I know of people whose home-lab is better equipped than the test/lab equipment many of my employers were providing me with.
From such people I would expect great questions that are on-topic for ServerFault, questions that show they did research, found and read the vendor documentation and/or tried a solution before asking the internet for help.
That they encountered the problem in their home lab would be completely irrelevant to the problem at hand.
I think we should and already do welcome such questions and answer them.
Many other home-lab questions are more from power users and enthousiasts.

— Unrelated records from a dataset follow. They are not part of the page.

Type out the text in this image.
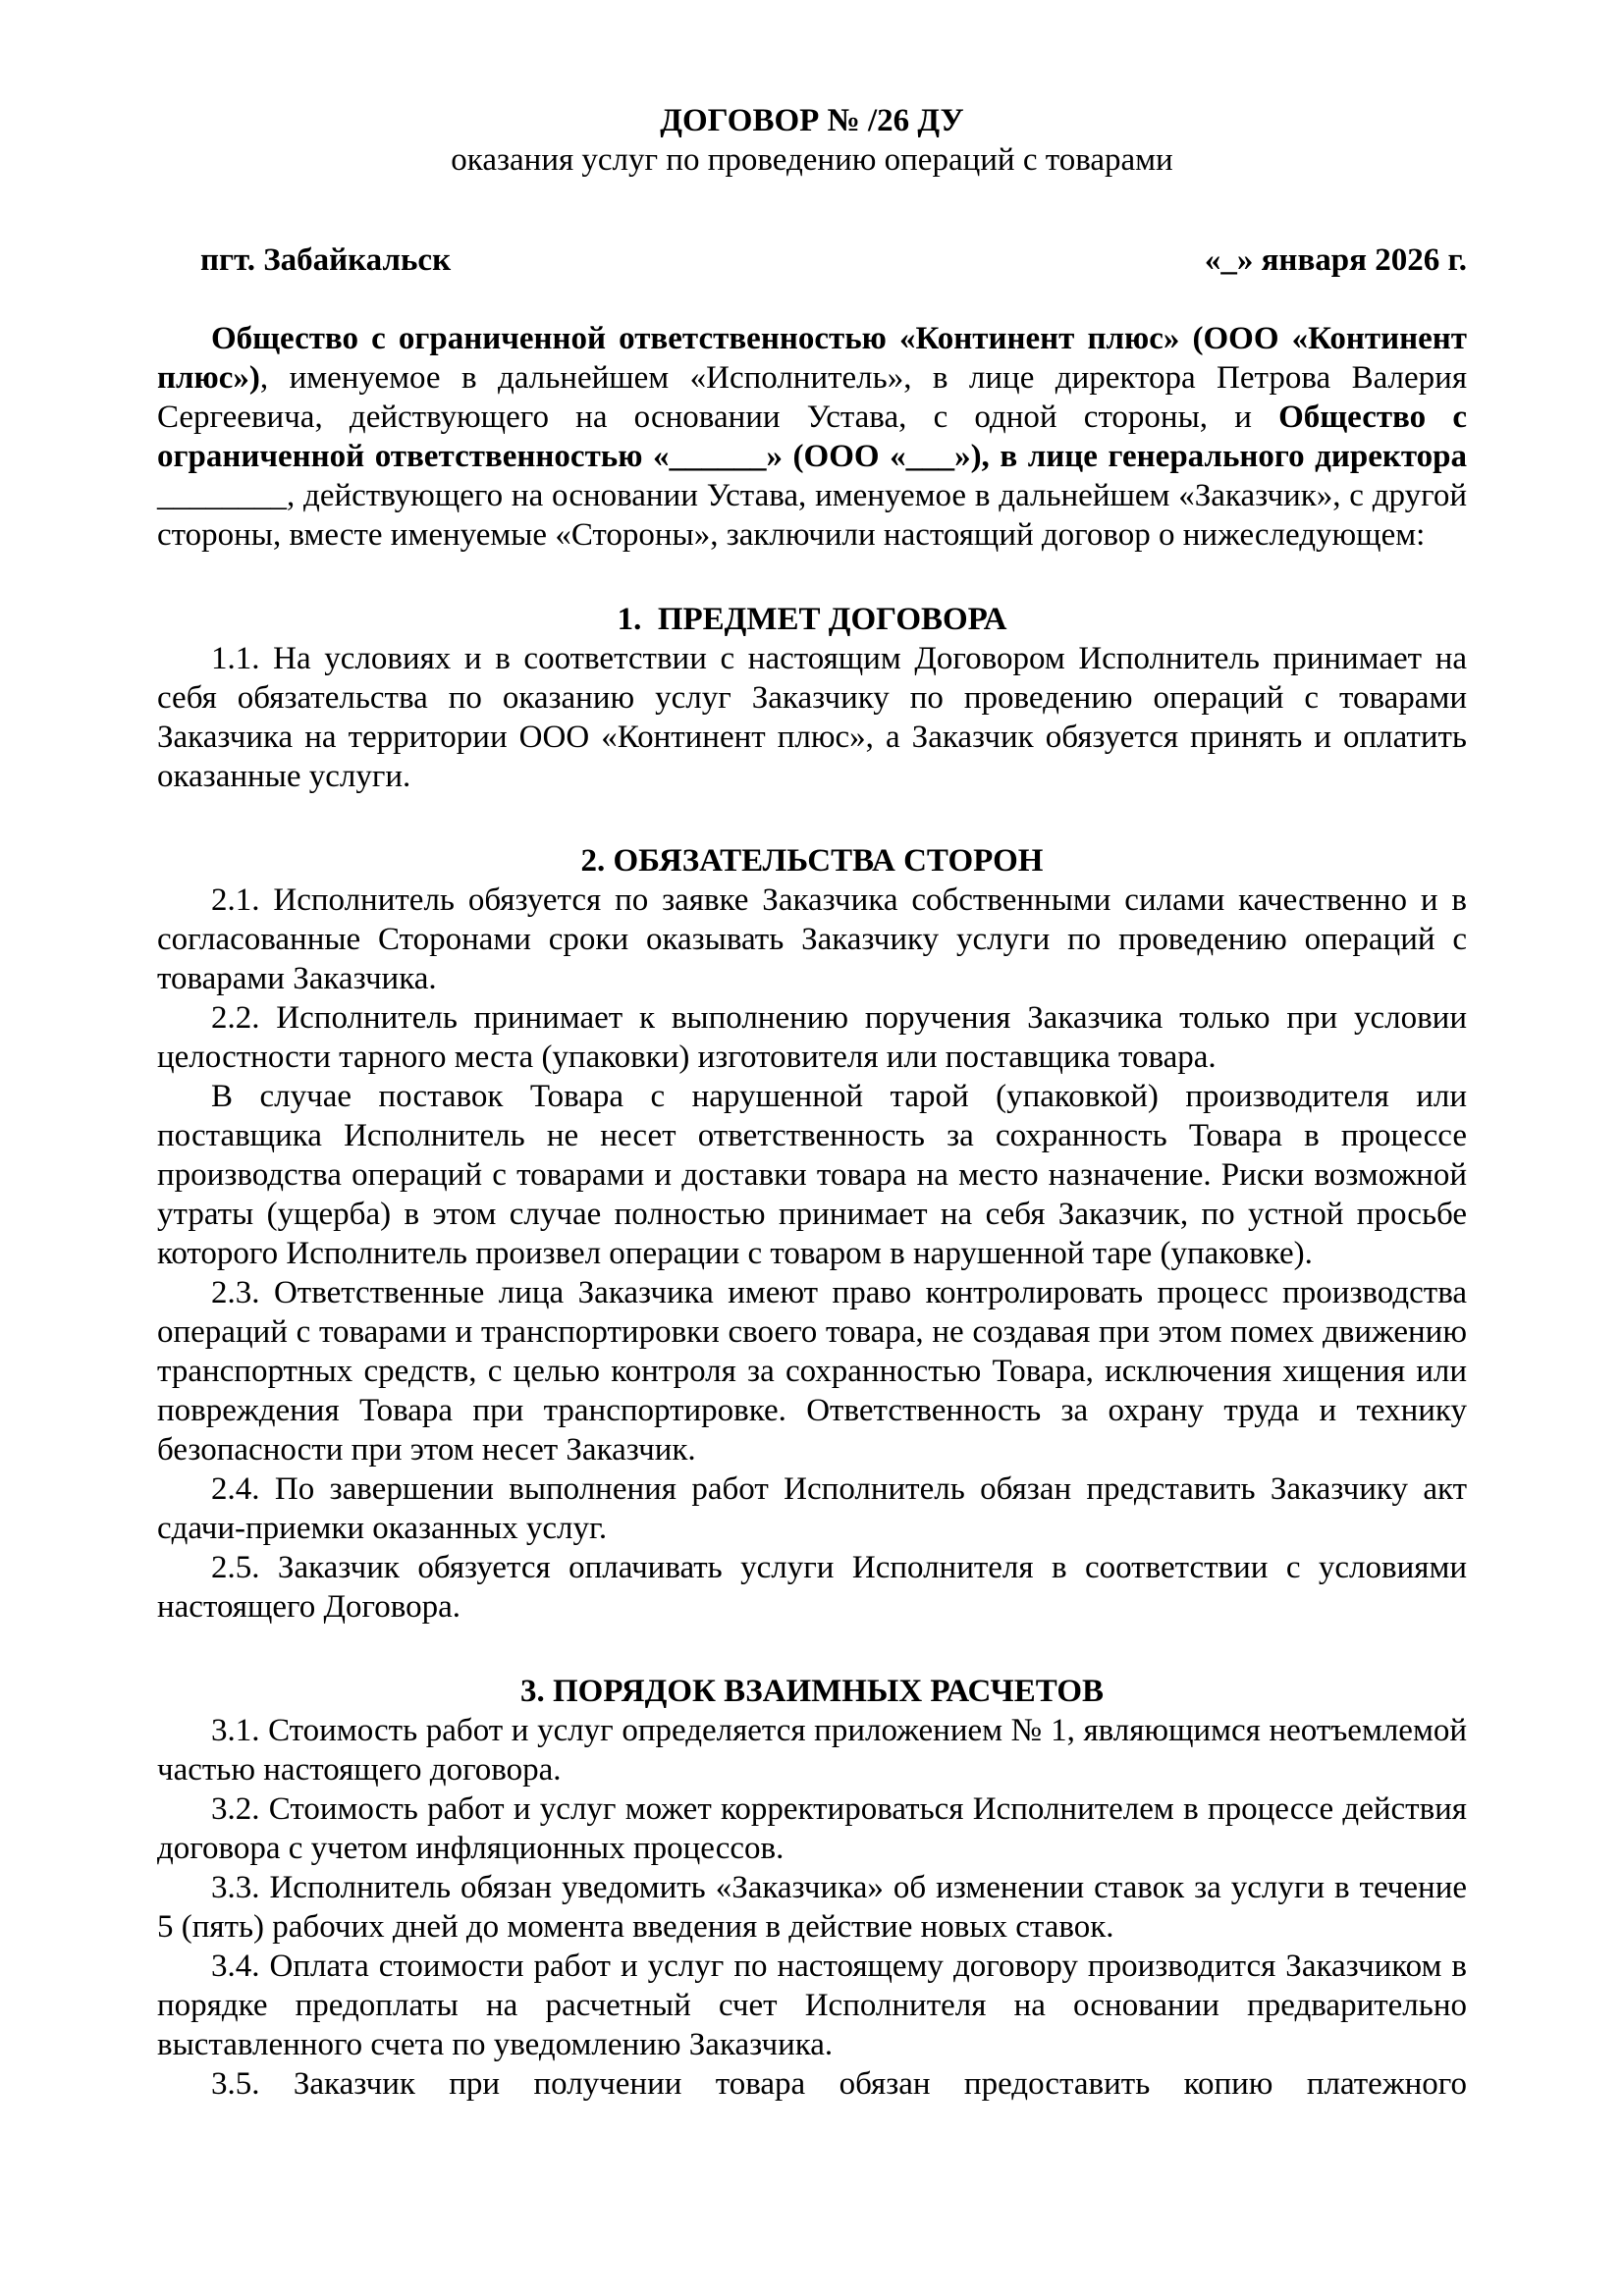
ДОГОВОР № /26 ДУ
оказания услуг по проведению операций с товарами
пгт. Забайкальск	«_» января 2026 г.

Общество с ограниченной ответственностью «Континент плюс» (ООО «Континент плюс»), именуемое в дальнейшем «Исполнитель», в лице директора Петрова Валерия Сергеевича, действующего на основании Устава, с одной стороны, и Общество с ограниченной ответственностью «______» (ООО «___»), в лице генерального директора ________, действующего на основании Устава, именуемое в дальнейшем «Заказчик», с другой стороны, вместе именуемые «Стороны», заключили настоящий договор о нижеследующем:

1.  ПРЕДМЕТ ДОГОВОРА

1.1. На условиях и в соответствии с настоящим Договором Исполнитель принимает на себя обязательства по оказанию услуг Заказчику по проведению операций с товарами Заказчика на территории ООО «Континент плюс», а Заказчик обязуется принять и оплатить оказанные услуги.

2. ОБЯЗАТЕЛЬСТВА СТОРОН

2.1. Исполнитель обязуется по заявке Заказчика собственными силами качественно и в согласованные Сторонами сроки оказывать Заказчику услуги по проведению операций с товарами Заказчика.

2.2. Исполнитель принимает к выполнению поручения Заказчика только при условии целостности тарного места (упаковки) изготовителя или поставщика товара.

В случае поставок Товара с нарушенной тарой (упаковкой) производителя или поставщика Исполнитель не несет ответственность за сохранность Товара в процессе производства операций с товарами и доставки товара на место назначение. Риски возможной утраты (ущерба) в этом случае полностью принимает на себя Заказчик, по устной просьбе которого Исполнитель произвел операции с товаром в нарушенной таре (упаковке).

2.3. Ответственные лица Заказчика имеют право контролировать процесс производства операций с товарами и транспортировки своего товара, не создавая при этом помех движению транспортных средств, с целью контроля за сохранностью Товара, исключения хищения или повреждения Товара при транспортировке. Ответственность за охрану труда и технику безопасности при этом несет Заказчик.

2.4. По завершении выполнения работ Исполнитель обязан представить Заказчику акт сдачи-приемки оказанных услуг.

2.5. Заказчик обязуется оплачивать услуги Исполнителя в соответствии с условиями настоящего Договора.

3. ПОРЯДОК ВЗАИМНЫХ РАСЧЕТОВ

3.1. Стоимость работ и услуг определяется приложением № 1, являющимся неотъемлемой частью настоящего договора.

3.2. Стоимость работ и услуг может корректироваться Исполнителем в процессе действия договора с учетом инфляционных процессов.

3.3. Исполнитель обязан уведомить «Заказчика» об изменении ставок за услуги в течение 5 (пять) рабочих дней до момента введения в действие новых ставок.

3.4. Оплата стоимости работ и услуг по настоящему договору производится Заказчиком в порядке предоплаты на расчетный счет Исполнителя на основании предварительно выставленного счета по уведомлению Заказчика.

3.5. Заказчик при получении товара обязан предоставить копию платежного
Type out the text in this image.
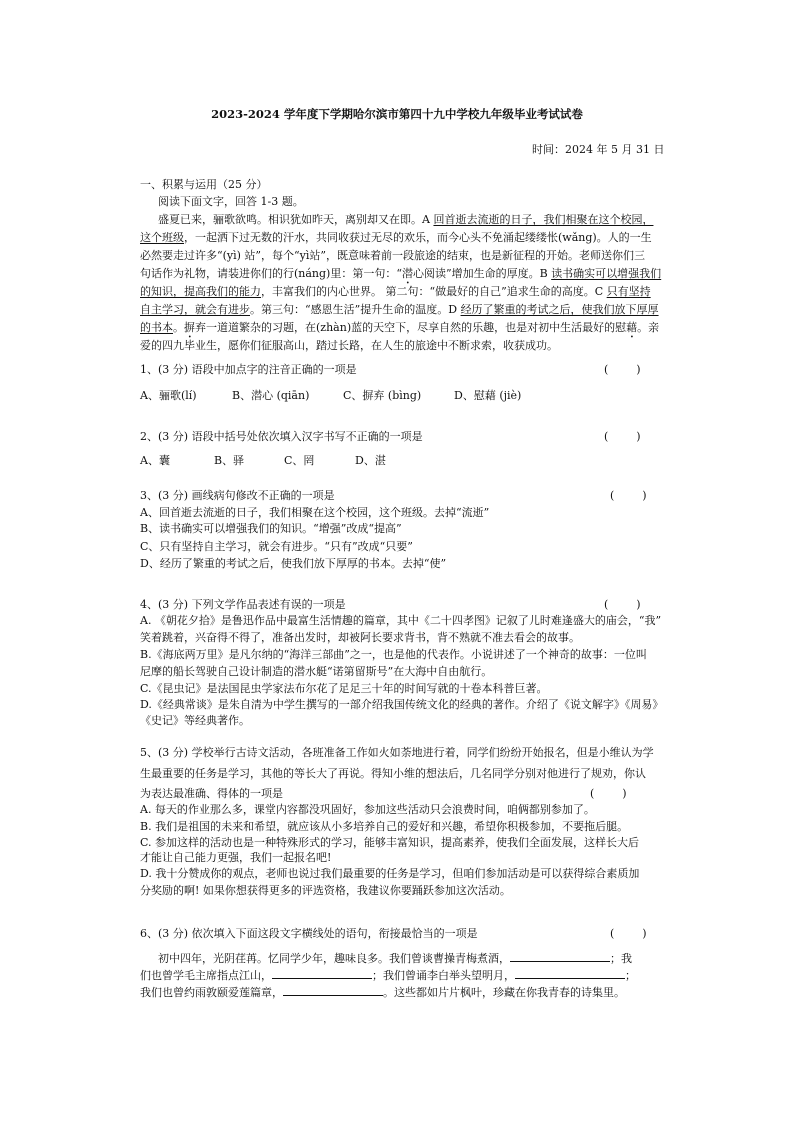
2023-2024 学年度下学期哈尔滨市第四十九中学校九年级毕业考试试卷
时间：2024 年 5 月 31 日
一、积累与运用（25 分）
阅读下面文字，回答 1-3 题。
盛夏已来，骊歌欲鸣。相识犹如昨天，离别却又在即。A 回首逝去流逝的日子，我们相聚在这个校园，
这个班级，一起洒下过无数的汗水，共同收获过无尽的欢乐，而今心头不免涌起缕缕怅(wǎng)。人的一生
必然要走过许多“(yì) 站”，每个“yì站”，既意味着前一段旅途的结束，也是新征程的开始。老师送你们三
句话作为礼物，请装进你们的行(náng)里：第一句：“潜心阅读”增加生命的厚度。B 读书确实可以增强我们
的知识，提高我们的能力，丰富我们的内心世界。 第二句：“做最好的自己”追求生命的高度。C 只有坚持
自主学习，就会有进步。第三句：“感恩生活”提升生命的温度。D 经历了繁重的考试之后，使我们放下厚厚
的书本。摒弃一道道繁杂的习题，在(zhàn)蓝的天空下，尽享自然的乐趣，也是对初中生活最好的慰藉。亲
爱的四九毕业生，愿你们征服高山，踏过长路，在人生的旅途中不断求索，收获成功。
1、(3 分) 语段中加点字的注音正确的一项是	(        )
A、骊歌(lí)	B、潜心 (qiān)	C、摒弃 (bìng)	D、慰藉 (jiè)
2、(3 分) 语段中括号处依次填入汉字书写不正确的一项是	(        )
A、囊	B、驿	C、罔	D、湛
3、(3 分) 画线病句修改不正确的一项是	(        )
A、回首逝去流逝的日子，我们相聚在这个校园，这个班级。去掉“流逝”
B、读书确实可以增强我们的知识。“增强”改成“提高”
C、只有坚持自主学习，就会有进步。“只有”改成“只要”
D、经历了繁重的考试之后，使我们放下厚厚的书本。去掉“使”
4、(3 分) 下列文学作品表述有误的一项是	(        )
A. 《朝花夕拾》是鲁迅作品中最富生活情趣的篇章，其中《二十四孝图》记叙了儿时难逢盛大的庙会，“我”
笑着跳着，兴奋得不得了，准备出发时，却被阿长要求背书，背不熟就不准去看会的故事。
B.《海底两万里》是凡尔纳的“海洋三部曲”之一，也是他的代表作。小说讲述了一个神奇的故事：一位叫
尼摩的船长驾驶自己设计制造的潜水艇“诺第留斯号”在大海中自由航行。
C.《昆虫记》是法国昆虫学家法布尔花了足足三十年的时间写就的十卷本科普巨著。
D.《经典常谈》是朱自清为中学生撰写的一部介绍我国传统文化的经典的著作。介绍了《说文解字》《周易》
《史记》等经典著作。
5、(3 分) 学校举行古诗文活动，各班准备工作如火如荼地进行着，同学们纷纷开始报名，但是小维认为学
生最重要的任务是学习，其他的等长大了再说。得知小维的想法后，几名同学分别对他进行了规劝，你认
为表达最准确、得体的一项是	(        )
A. 每天的作业那么多，课堂内容都没巩固好，参加这些活动只会浪费时间，咱俩都别参加了。
B. 我们是祖国的未来和希望，就应该从小多培养自己的爱好和兴趣，希望你积极参加，不要拖后腿。
C. 参加这样的活动也是一种特殊形式的学习，能够丰富知识，提高素养，使我们全面发展，这样长大后
才能让自己能力更强，我们一起报名吧!
D. 我十分赞成你的观点，老师也说过我们最重要的任务是学习，但咱们参加活动是可以获得综合素质加
分奖励的啊! 如果你想获得更多的评选资格，我建议你要踊跃参加这次活动。
6、(3 分) 依次填入下面这段文字横线处的语句，衔接最恰当的一项是	(        )
初中四年，光阴荏苒。忆同学少年，趣味良多。我们曾谈曹操青梅煮酒，	；我
们也曾学毛主席指点江山，	；我们曾诵李白举头望明月，	；
我们也曾约雨敦颐爱莲篇章，	。这些都如片片枫叶，珍藏在你我青春的诗集里。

Often their problems are specific to and caused by the fact that they are in their home-lab or attempts to engineer around typical home-lab limitations:
Their internet access will be from a consumer ISP, with limitations and restrictions such as;
- no fixed IP-addresses
- prohibits running servers and blocks for example
- SMTP and ports 25 as a spam prevention measure
- ports 80 and 443 for HTTP(S)
- VPN protocols
- their ISP provided modem/router is limited with regards to what the end-user can configure, monitor and/or troubleshoot
their home-lab equipment is often not fit for purpose:
- too light weight like the (early generation) Raspberry Pi
- not suitable/certified for their intended purpose (attempt to run VMWare ESXi on an old laptop)
- was "enterprise grade" back in the day, but was in reality salvaged from the recycling bin after it reached EOL many moons ago
- their home networking is broken because they don't have internal DNS and/or reverse DNS records, they insist on using the mDNS
.local
TLD rather than their own registered domain
etc. etc.
For such question I vote to close, sometimes with the close reason to migrate if they belong on SuperUser and at times I leave a helpful comment that their problem is of their own making.